Source: University of Surrey
Social isolation could be associated with increased inflammation in the body new research from the University of Surrey and Brunel University London has found.
In the largest study of its kind researchers investigated the link between social isolation and loneliness with inflammation in the body. Analyzing 30 previous studies in this area researchers found that social isolation could be linked to increased inflammation in the body.
Inflammation is the body’s way of signaling the immune system to heal and repair damaged tissue, as well as defending itself against viruses and bacteria. Inflammation can eventually start damaging healthy cells, tissues and organs and lead to an increased risk of developing non-communicable diseases such as cardiovascular disease.
Researchers found that social isolation, the objective state of being isolated from other people, was associated with the presence of C-reactive protein, a protein substance released into the bloodstream within hours of a tissue injury, and increased levels of the glycoprotein fibrinogen, which is converted into fibrin-based blood clots.
Interestingly, researchers also identified that the link between social isolation and physical inflammation was more likely to be observed in males than females. Further work is needed to clarify why this might be, but previous work suggests that males and females might respond differently to social stressors.
The link between loneliness and inflammation was less clear-cut with results indicating a possible link between loneliness and the pro inflammatory cytokine IL-6. However, this finding was not consistent across the studies examined. Taken in combination with previous knowledge the researchers propose that it is likely that loneliness changes how the inflammatory system responds to stress rather than directly impacting inflammatory response.
Dr Kimberley Smith, Lecturer in Health Psychology at the University of Surrey, said: “Loneliness and social isolation have been shown to increase our risk of poorer health. Many researchers propose that part of the reason for this is because they influence the body’s inflammatory response.
“The evidence we examined suggests that social isolation may be linked with inflammation, but the results for a direct link between loneliness and inflammation were less convincing. We believe these results are an important first step in helping us to better understand how loneliness and social isolation may be linked with health outcomes.”
Christina Victor, Professor of Gerontology and Public Health at Brunel, added: “Our results suggest loneliness and social isolation are linked with different inflammatory markers. This shows how important it is to distinguish between loneliness and isolation, and that these terms should neither be used interchangeably nor grouped together.”
Funding: This study was published in Neuroscience and Biobehavioural Reviews.
The association between loneliness, social isolation and inflammation: A systematic review and meta-analysis
The review synthesised evidence examining the association between a. loneliness with inflammation and b. social isolation with inflammation in adults aged 16 or older from the general population.

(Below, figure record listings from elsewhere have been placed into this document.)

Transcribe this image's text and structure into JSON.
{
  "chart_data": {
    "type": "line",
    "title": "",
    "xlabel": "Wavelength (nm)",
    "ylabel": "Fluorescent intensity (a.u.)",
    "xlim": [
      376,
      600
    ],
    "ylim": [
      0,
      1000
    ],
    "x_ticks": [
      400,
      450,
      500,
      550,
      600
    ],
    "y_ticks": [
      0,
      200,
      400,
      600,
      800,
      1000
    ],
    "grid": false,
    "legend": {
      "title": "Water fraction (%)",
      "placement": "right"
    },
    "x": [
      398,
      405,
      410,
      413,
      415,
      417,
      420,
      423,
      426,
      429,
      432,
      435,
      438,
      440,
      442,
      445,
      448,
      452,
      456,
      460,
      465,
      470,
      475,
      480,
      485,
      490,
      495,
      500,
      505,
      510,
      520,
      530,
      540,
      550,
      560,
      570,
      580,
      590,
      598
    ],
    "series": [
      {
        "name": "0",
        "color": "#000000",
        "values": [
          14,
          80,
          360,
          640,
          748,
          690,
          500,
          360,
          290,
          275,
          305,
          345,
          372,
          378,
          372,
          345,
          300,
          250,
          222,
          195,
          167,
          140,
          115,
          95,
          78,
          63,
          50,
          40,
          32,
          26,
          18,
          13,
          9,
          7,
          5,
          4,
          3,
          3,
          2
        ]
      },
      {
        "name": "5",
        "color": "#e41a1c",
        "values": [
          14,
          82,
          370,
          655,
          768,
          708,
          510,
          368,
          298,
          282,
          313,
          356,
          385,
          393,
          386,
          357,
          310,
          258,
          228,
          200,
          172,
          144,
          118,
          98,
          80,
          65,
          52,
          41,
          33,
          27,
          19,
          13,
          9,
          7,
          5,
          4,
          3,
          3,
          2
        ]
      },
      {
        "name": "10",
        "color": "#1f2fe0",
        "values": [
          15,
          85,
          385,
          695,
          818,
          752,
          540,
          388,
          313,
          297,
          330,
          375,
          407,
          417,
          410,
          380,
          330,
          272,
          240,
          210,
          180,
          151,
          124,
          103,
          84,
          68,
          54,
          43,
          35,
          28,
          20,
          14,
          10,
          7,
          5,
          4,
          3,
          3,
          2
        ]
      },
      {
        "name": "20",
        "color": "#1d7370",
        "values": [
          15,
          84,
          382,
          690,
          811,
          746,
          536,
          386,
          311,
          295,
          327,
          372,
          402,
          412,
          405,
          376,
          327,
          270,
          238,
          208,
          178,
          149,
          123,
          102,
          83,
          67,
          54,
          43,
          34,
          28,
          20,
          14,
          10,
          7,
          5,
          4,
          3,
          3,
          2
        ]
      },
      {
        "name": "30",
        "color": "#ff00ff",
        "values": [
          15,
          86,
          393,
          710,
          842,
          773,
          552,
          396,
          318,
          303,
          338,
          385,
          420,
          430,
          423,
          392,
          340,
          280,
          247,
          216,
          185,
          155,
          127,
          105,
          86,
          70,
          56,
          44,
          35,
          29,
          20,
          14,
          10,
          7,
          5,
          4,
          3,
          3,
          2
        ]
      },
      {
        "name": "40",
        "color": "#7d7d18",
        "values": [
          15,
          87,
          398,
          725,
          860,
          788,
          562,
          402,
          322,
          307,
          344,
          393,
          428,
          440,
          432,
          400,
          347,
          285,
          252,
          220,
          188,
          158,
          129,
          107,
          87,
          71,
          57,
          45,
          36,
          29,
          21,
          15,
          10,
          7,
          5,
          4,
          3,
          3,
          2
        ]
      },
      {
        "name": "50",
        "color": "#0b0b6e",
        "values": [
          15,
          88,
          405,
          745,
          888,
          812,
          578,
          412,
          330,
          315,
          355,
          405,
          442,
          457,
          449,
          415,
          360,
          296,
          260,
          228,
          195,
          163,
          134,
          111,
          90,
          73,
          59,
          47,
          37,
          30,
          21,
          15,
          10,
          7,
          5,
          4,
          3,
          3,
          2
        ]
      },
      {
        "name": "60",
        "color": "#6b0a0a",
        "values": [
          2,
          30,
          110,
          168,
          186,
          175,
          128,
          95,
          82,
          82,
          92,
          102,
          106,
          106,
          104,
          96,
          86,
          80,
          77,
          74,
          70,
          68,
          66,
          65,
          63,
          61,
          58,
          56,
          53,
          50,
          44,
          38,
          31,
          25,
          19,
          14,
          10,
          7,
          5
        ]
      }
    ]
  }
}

From an initial 7,400 articles we identified 14 papers that examined loneliness, and 16 that examined social isolation. Qualitative syntheses indicated mixed results, variable study quality, and methodological heterogeneity. Most studies provided associations for C-reactive protein CRP, fibrinogen and Interleukin-6 IL-6, and these results were synthesised using random-effects meta-analyses. There was no association between loneliness with CRP or fibrinogen, but there was a significant association between loneliness and IL-6 for most-adjusted but not least-adjusted analyses. There was also a significant least-adjusted association between social isolation with CRP and fibrinogen, which remained significant for fibrinogen in most-adjusted analyses. There was no association between social isolation with IL-6. Sensitivity analyses indicated that methodological heterogeneity impacted on results. Results indicate that social isolation and loneliness could be linked with systemic inflammation, but more robust methodology is needed to confirm these associations and unpack mechanisms.